In a case that aims to resolve whether a parent corporation or its subsidiary owns a tax refund during bankruptcy proceedings, the U.S. Supreme Court will soon decide Rodriguez v. Federal Deposit Insurance Corp. The outcome has the potential to impact hundreds of millions of dollars in corporate tax refunds.
At issue in the case is the Bob Richards rule, in which the presumption is that a tax refund belongs to a subsidiary unless the parties agree otherwise. The current case involves a dispute between United Western Bancorp Inc. and its subsidiary United Western Bank, or “Bank,” both of which claimed a $4 million tax refund when the two entered bankruptcy.
UWBI received a tax refund check from the IRS while it was in Chapter 7 bankruptcy proceedings. The refund was the result of net operating losses incurred by one of its subsidiaries, Bank. UWBI and its subsidiaries had entered into an allocation agreement.
The FDIC, as receiver for the subsidiary Bank, argued that it was entitled to the refund. Simon Rodriguez, as the Chapter 7 trustee for the bankruptcy estate of UWBI, argued that UWBI owned the refund, and therefore it was part of the bankruptcy estate. The courts of appeals are split on the issue — four circuits hold that ownership of a tax refund paid to an affiliated group should be based on the law of the relevant state, while three circuits have ruled that federal common law should apply (the Bob Richards rule).
The bankruptcy court agreed with Rodriguez, the FDIC appealed, and the district court reversed. The Tenth Circuit affirmed the district court, finding that under federal common law, “a tax refund due from a joint return generally belongs to the company responsible for the losses that form the basis of the refund.”
The American College of Tax Counsel, in an amicus brief supporting the hearing of the case by the Supreme Court, said that it does not recommend any particular approach regarding the issue: “It does believe that the differing positions of the circuits should be resolved in order to provide taxpayers with greater certainty in structuring their relationships in the consolidated group context. The lack of uniformity on this question of law with significant and recurring tax and bankruptcy implications warrants this court’s attention.”
A decision to hear the case was granted June 28, 2019, and the case was argued Dec. 3, 2019.
Although the statute was changed in 2017 so that NOL carrybacks are no longer permitted, the case could still help settle situations regarding consolidated returns where one member of the group has a profit and the other member has loss, according to Lee Zimet, senior director with Alvarez & Marsal Taxand.
“It will be interesting to see what the Supreme Court says about Bob Richards, specifically, and the concept of federal common law, more generally,” he said. “The court could agree that federal common law has a role to play or they could eliminate the concept entirely.”
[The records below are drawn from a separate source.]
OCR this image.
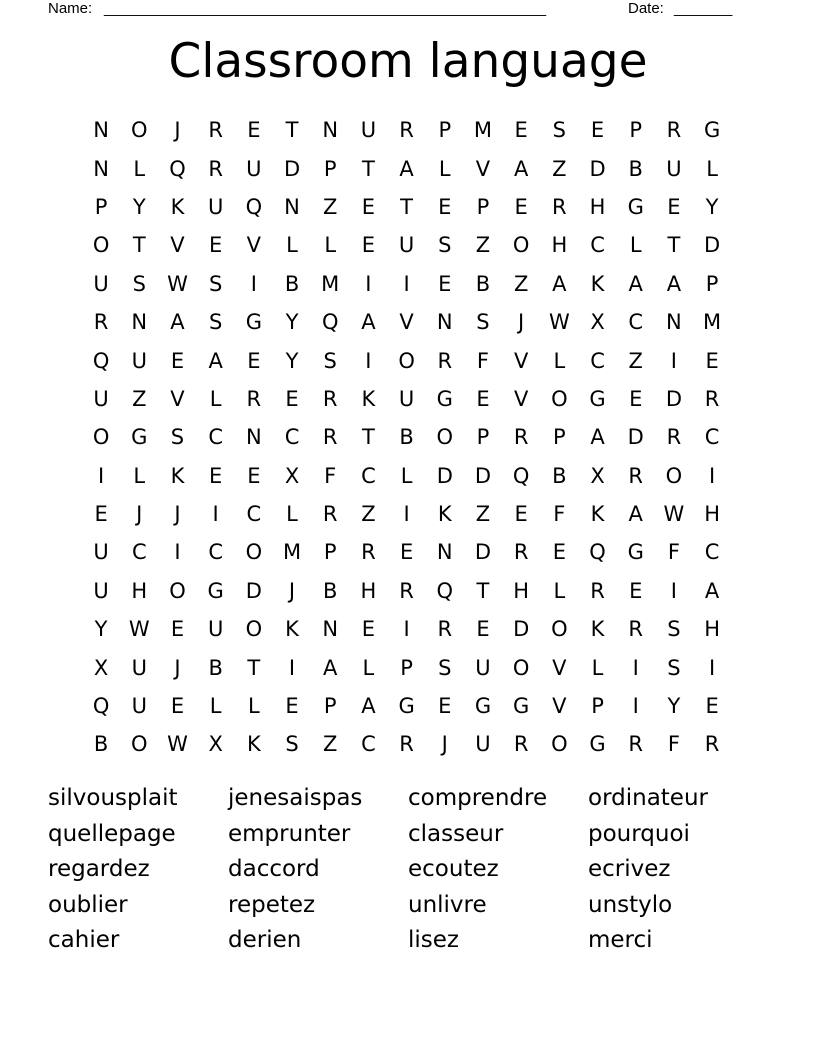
Name: _____________________________________________________	Date: _______
Classroom language
N	O	J	R	E	T	N	U	R	P	M	E	S	E	P	R	G
N	L	Q	R	U	D	P	T	A	L	V	A	Z	D	B	U	L
P	Y	K	U	Q	N	Z	E	T	E	P	E	R	H	G	E	Y
O	T	V	E	V	L	L	E	U	S	Z	O	H	C	L	T	D
U	S	W	S	I	B	M	I	I	E	B	Z	A	K	A	A	P
R	N	A	S	G	Y	Q	A	V	N	S	J	W X	C	N	M
Q	U	E	A	E	Y	S	I	O	R	F	V	L	C	Z	I	E
U	Z	V	L	R	E	R	K	U	G	E	V	O	G	E	D	R
O	G	S	C	N	C	R	T	B	O	P	R	P	A	D	R	C
I	L	K	E	E	X	F	C	L	D	D	Q	B	X	R	O	I
E	J	J	I	C	L	R	Z	I	K	Z	E	F	K	A W H
U	C	I	C	O M	P	R	E	N	D	R	E	Q	G	F	C
U	H	O	G	D	J	B	H	R	Q	T	H	L	R	E	I	A
Y	W	E	U	O	K	N	E	I	R	E	D	O	K	R	S	H
X	U	J	B	T	I	A	L	P	S	U	O	V	L	I	S	I
Q	U	E	L	L	E	P	A	G	E	G	G	V	P	I	Y	E
B	O W X	K	S	Z	C	R	J	U	R	O	G	R	F	R
silvousplait	jenesaispas	comprendre	ordinateur
quellepage	emprunter	classeur	pourquoi
regardez	daccord	ecoutez	ecrivez
oublier	repetez	unlivre	unstylo
cahier	derien	lisez	merci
“The key driver in the various court of appeals decisions has been determining whether the bank and the holding company had a debtor-creditor or agency-principal relationship,” he said. “The distinction is important because under bankruptcy law the bank would receive the full refund if the holding company is its agent but not if the bank is a mere creditor. It will be interesting to see if the Supreme Court makes this distinction based on a careful analysis of the language of the tax-sharing agreement, as the lower courts have done, or decides that the parties in such a situation will have one or the other relationship. Many of the court cases were decided based upon subtle differences in language or context. That could drive the Supreme Court to come up with a set rule for deciding the relationship issue.”